4.4 Write and register pre-analysis plans

We write pre-analysis plans for most original research projects that are not exploratory in nature, although in some cases, we write pre-analysis plans for exploratory studies as well. The format and content of pre-analysis plans can vary from project to project. Here is an example of one: https://osf.io/tgbxr/. Generally, these include:

Brief background on the study (a condensed version of the introduction section of the paper)
Hypotheses / objectives
Study design
Description of data
Definition of outcomes
Definition of interventions / exposures
Definition of covariates
Statistical power calculation
Statistical analysis:

Type of model
Covariate selection / screening
Standard error estimation method
Missing data analysis
Assessment of effect modification / subgroup analyses
Sensitivity analyses
Negative control analyses

4.5 Create reproducible workflows

Reproducible workflows allow a user to reproduce study estimates and ideally figures and tables with a “single click”. In practice, this typically means running a single bash script that sources all replication scripts in a repository. These replication scripts complete data processing, data analysis, and figure/table generation.

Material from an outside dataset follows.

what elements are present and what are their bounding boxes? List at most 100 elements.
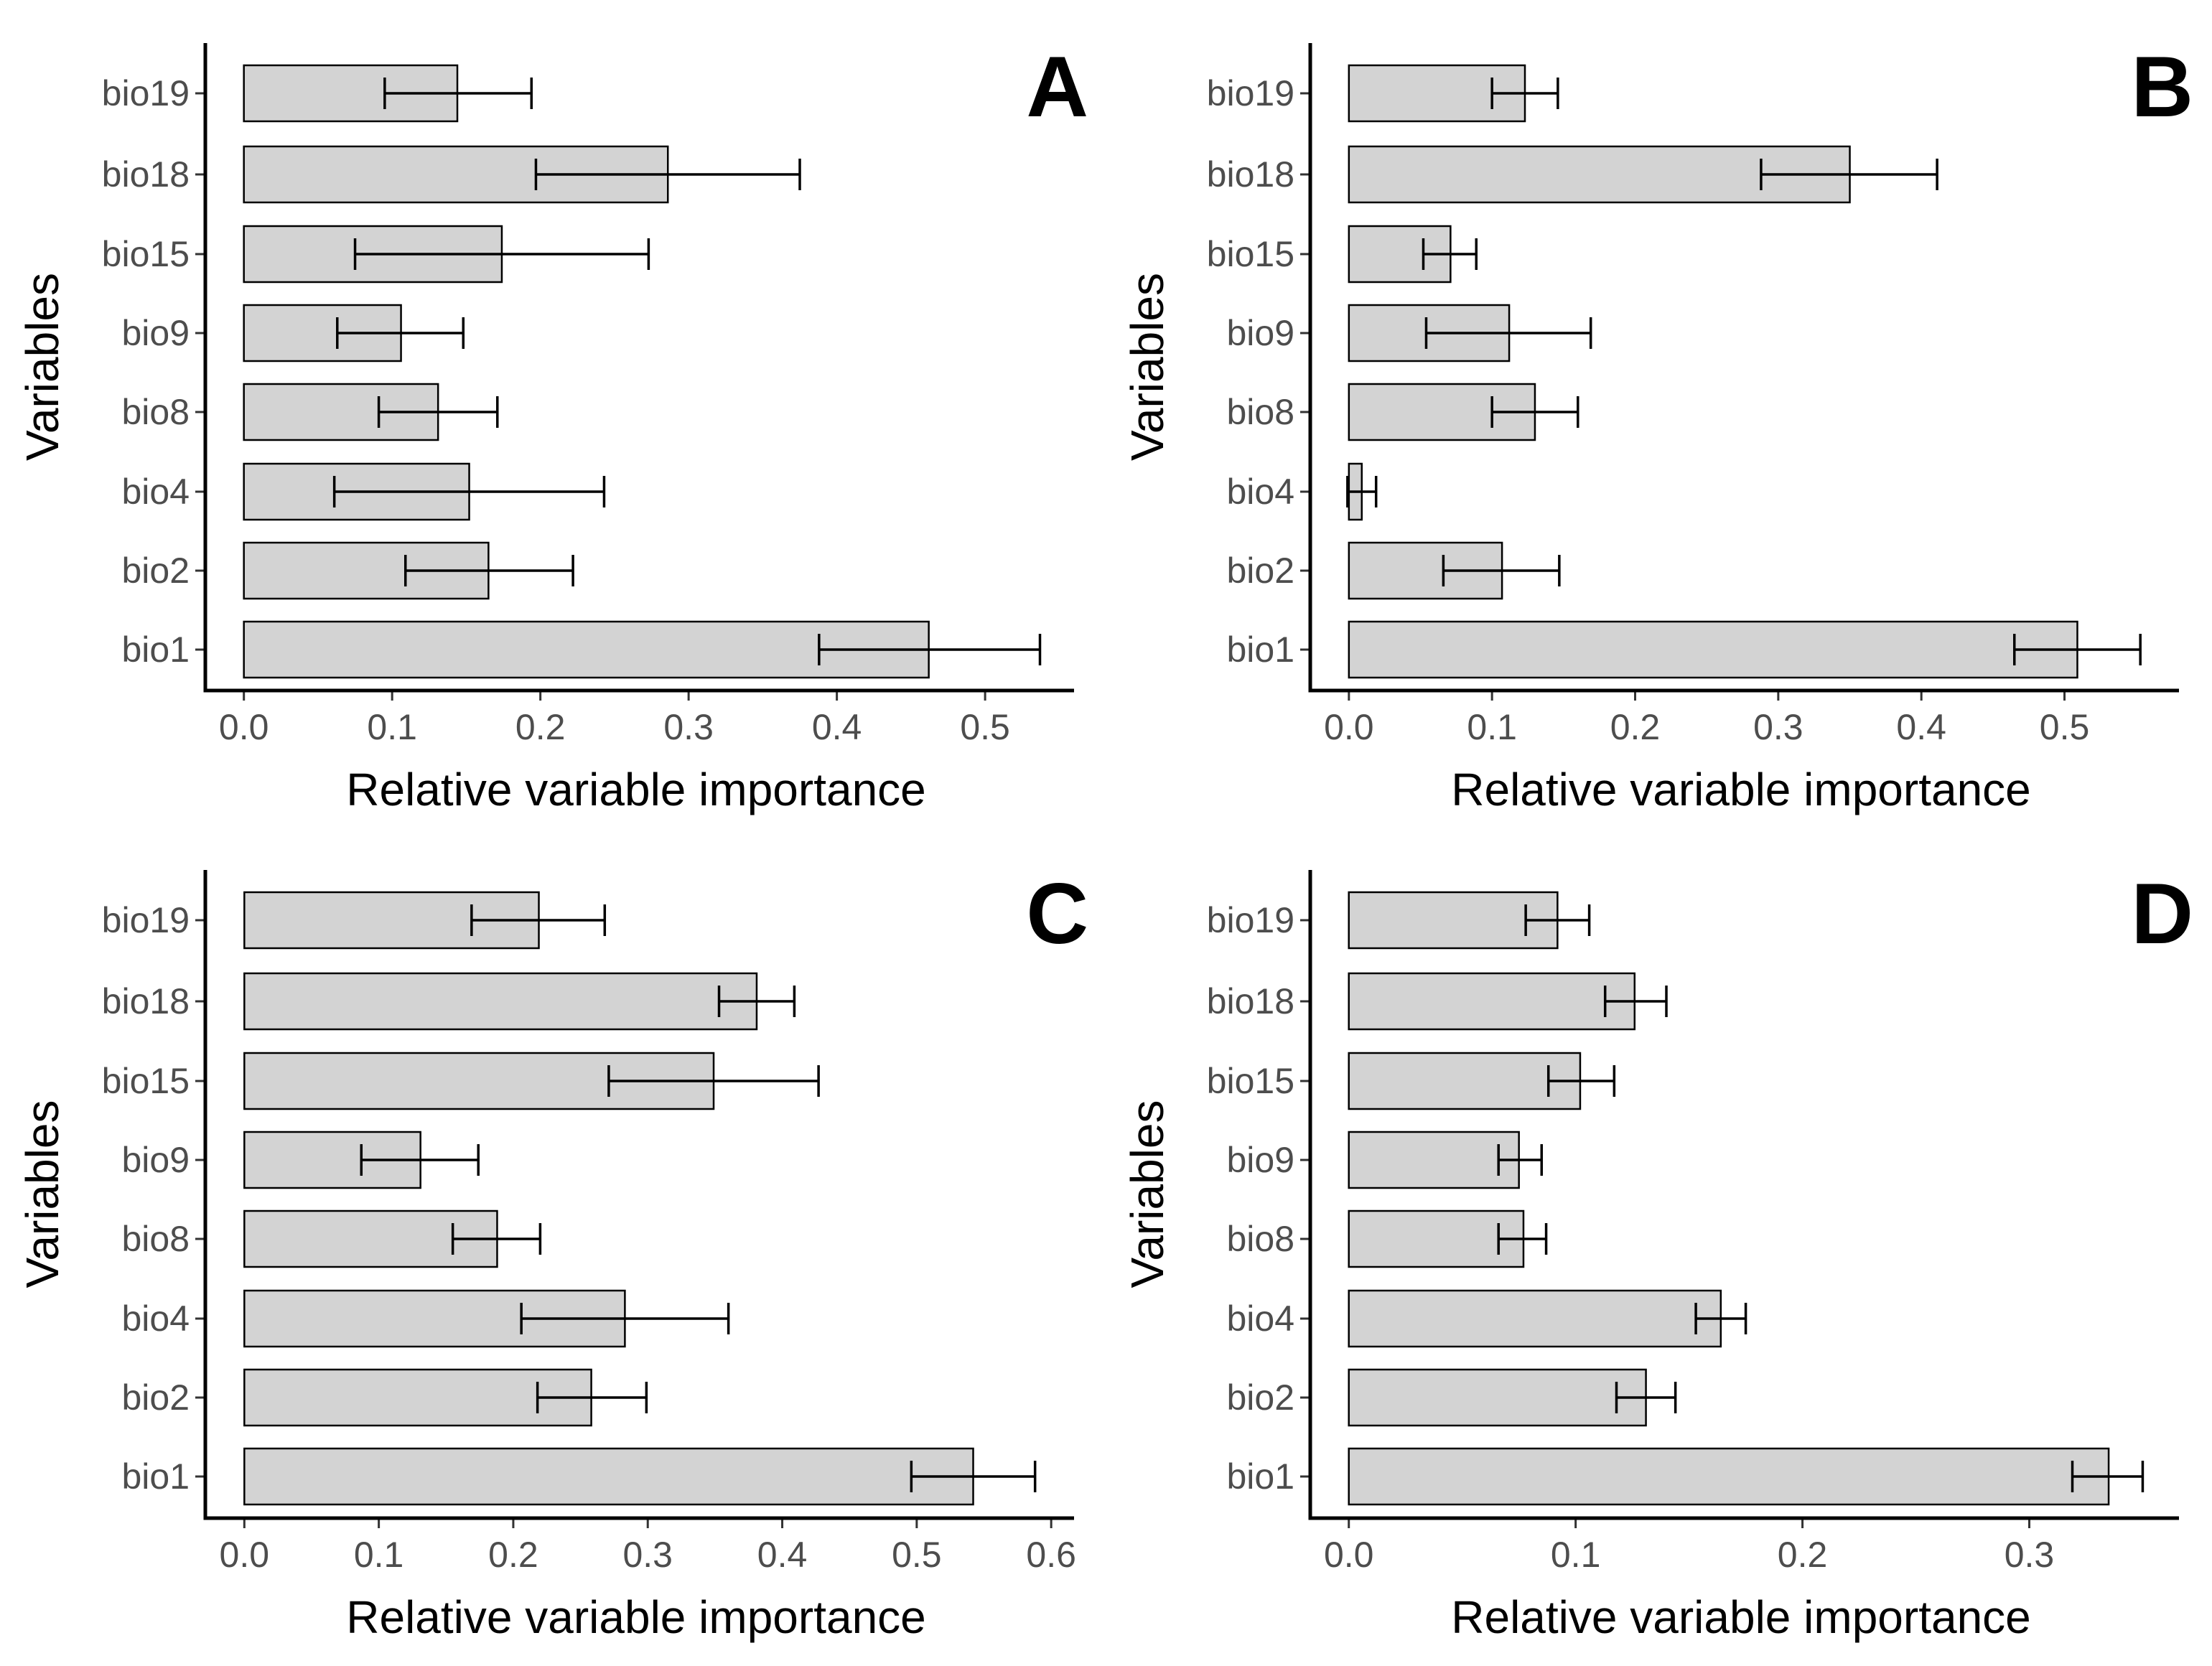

The following chapters provide detailed guidance on this topic:

Chapter 5: Code repositories
Chapter 6: Coding practices
Chapter 7: Coding style
Chapter 8: Code publication
Chapter 9: Working with big data
Chapter 10: Github
Chapter 11: Unix

4.6 Process and analyze data with internal replication and masking

See my video on this topic: https://www.youtube.com/watch?v=WoYkY9MkbRE

4.7 Use reporting checklists with manuscripts

Using reporting checklists helps ensure that peer-reviewed articles contain the information needed for readers to assess the validity of your work and/or attempt to reproduce it. A collection of reporting checklists is available here: https://www.equator-network.org/about-us/what-is-a-reporting-guideline/)

4.8 Publish preprints

A preprint is a scientific manuscript that has not been peer reviewed. Preprint servers create digital object identifiers (DOIs) and can be cited in other articles and in grant applications. Because the peer review process can take many months, publishing preprints prior to or during peer review enables other scientists to immediately learn from and build on your work. Importantly, NIH allows applicants to include preprint citations in their biosketches. In most cases, we publish preprints on medRxiv.

4.9 Publish data (when possible) and replication scripts

Publishing data and replication scripts allows other scientists to reproduce your work and to build upon it. We typically publish data on Open Science Framework, share links to Github repositories, and archive code on Zenodo.